Many of you want to diversify your investments and want to go public. Before doing so, we recommend these 6 tips co-written with Boris from Investir-a-la-bourse.com
1 – Invest only the money you are willing to lose
Investment advice is not to invest money for which you have an immediate need. In terms of stock market, the story is still different because it is an investment with higher risks.
Do not invest the savings for the studies of the youngest. The best way to be a good trader is to have an analytical and detached approach. If you are too focused on your losses you will make bad decisions especially guided by fear.
2- Think long term and invest yourself
Doubling your bet in a few weeks can happen, but will be more of a chance than an example of the performance you expect from your investment. The stock market is certainly volatile but over the long term trends are found and a balance always ends up being made.
In addition, the stock market requires a lot of time to train. It is a complex market in perpetual evolution. Throughout your life as an investor, you will have to continue to analyze, observe and train yourself. It is a key condition to become a winner.
You are therefore warned, do not invest in the stock market if you are looking for a short term investment or you have very little time to devote to it. Or choose an investment managed through mutual funds.
3- Keep a trading log
To be rigorous and make sure you only do thoughtful actions, create a trading book. What is it ? This is your investor diary. With each investment, you describe in detail why you make this investment and the plan to execute. Why did you buy this action? What is the expectation in terms of income and in what time frame? What are the risks and do you expect a stop-loss?
If you decide to change plans and sell earlier than expected, you will have to explain it. This methodology forces you to always think about your investment actions. It often puts the investor in the face of his own inconsistencies, such as when he reacts too quickly to a column he reads in an economic paper.
It forces you to rationally analyze each of your actions. Scrupulously keeping a trading log will make you a much better trader.

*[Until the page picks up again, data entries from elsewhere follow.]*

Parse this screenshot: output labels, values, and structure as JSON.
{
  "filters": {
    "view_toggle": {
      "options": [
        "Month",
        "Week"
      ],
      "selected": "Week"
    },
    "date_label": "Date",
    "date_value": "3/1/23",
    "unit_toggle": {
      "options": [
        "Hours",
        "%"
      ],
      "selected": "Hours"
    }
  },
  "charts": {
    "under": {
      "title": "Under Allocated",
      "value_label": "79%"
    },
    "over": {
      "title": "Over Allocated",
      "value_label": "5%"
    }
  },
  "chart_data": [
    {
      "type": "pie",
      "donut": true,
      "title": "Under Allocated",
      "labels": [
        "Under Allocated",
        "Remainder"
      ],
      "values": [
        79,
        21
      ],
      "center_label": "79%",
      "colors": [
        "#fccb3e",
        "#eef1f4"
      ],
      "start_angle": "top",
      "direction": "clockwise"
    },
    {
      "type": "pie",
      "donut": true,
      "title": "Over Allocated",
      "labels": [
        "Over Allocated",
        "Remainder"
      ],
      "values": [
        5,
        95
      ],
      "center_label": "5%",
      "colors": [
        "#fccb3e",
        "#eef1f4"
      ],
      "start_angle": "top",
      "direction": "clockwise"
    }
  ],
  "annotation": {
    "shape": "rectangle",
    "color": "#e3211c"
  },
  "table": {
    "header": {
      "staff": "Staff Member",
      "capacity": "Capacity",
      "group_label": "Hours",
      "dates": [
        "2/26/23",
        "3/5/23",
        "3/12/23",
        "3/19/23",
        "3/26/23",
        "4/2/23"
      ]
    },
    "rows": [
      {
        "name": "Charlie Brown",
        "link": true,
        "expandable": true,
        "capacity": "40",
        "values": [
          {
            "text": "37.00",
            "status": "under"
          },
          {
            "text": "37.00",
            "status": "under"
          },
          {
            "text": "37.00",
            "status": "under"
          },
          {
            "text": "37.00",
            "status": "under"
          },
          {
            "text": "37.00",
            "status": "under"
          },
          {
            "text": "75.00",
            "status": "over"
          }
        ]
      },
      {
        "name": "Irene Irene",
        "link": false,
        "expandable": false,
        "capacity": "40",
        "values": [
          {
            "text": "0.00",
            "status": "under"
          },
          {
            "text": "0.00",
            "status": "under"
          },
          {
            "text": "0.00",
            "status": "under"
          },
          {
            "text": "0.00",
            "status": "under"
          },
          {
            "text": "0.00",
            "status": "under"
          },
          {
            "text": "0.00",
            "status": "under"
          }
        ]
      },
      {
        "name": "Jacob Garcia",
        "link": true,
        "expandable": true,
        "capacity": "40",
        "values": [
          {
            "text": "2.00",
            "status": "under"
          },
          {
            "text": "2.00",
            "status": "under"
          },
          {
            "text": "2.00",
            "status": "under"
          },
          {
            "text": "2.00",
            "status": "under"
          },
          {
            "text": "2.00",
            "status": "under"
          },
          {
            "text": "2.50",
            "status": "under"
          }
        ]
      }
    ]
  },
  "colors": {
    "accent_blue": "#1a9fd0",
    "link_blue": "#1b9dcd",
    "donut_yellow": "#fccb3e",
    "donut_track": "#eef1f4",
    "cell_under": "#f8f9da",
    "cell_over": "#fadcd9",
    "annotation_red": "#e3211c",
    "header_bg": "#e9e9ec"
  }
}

4 – Binary options and forex are not the stock market
It’s always good to remember, binary and forex options are extremely volatile. Unlike the stock market, where capital is invested in companies, forex and binary options are just speculated. That is, we try to estimate an upward or downward trend.
Many beginners have lost colossal sums thinking they can understand or detect these trends, especially with graphical analysis. If you put aside the brokers that will freeze your funds in the event of a withdrawal request, never turn to these markets and financial products at the risk of losing your entire investment at the speed of light.
5 – Diversify but stay in known markets
The whole game of stock market investing is to detect the intrinsic value of a company. That is to say, what it really is worth in terms of the estimate made by the market. If you notice a gap and you are right most of the time then it can certainly be exploited to your advantage and you turn into a winning investor.
Understanding a company’s interest and discovering its intrinsic value requires knowledge of its market in order to understand its value, strategy, positioning, etc. If you invest in all available markets then you will necessarily lose in finesse on your analysis.
However, it is important to diversify your portfolio because if you only invest in a market that turns out for example to be a cyclical market you risk a swing of several years.
Mix between different sectors and always have growth stocks in your portfolio as well as cyclical stocks. Keep in mind, however, that too much diversification will often be detrimental to your bottom line.
6 – Choose your broker
On the stock market it is very common to see rates multiplied by ten from one broker to another for the same investor profile. Each broker offers a variety of tools and specific options. The first step is to determine your investor profile:
- What will be my order frequency? What is the total amount I plan to invest?
- Will I invest in financial products?
- Which markets are I interested in? If I intend to invest on NASDAQ what will be the frequency?
- What is the tax envelope that interests me: CTO or PEA?
- Will I place orders over the phone?
- Is using a tool like Prorealtime Trading a real plus for me?
Once this grid is completed you can then firstly check that it meets all your criteria but you can also estimate your brokerage fees. This is an important step because a bad choice can cause a significant drop in your return on investment.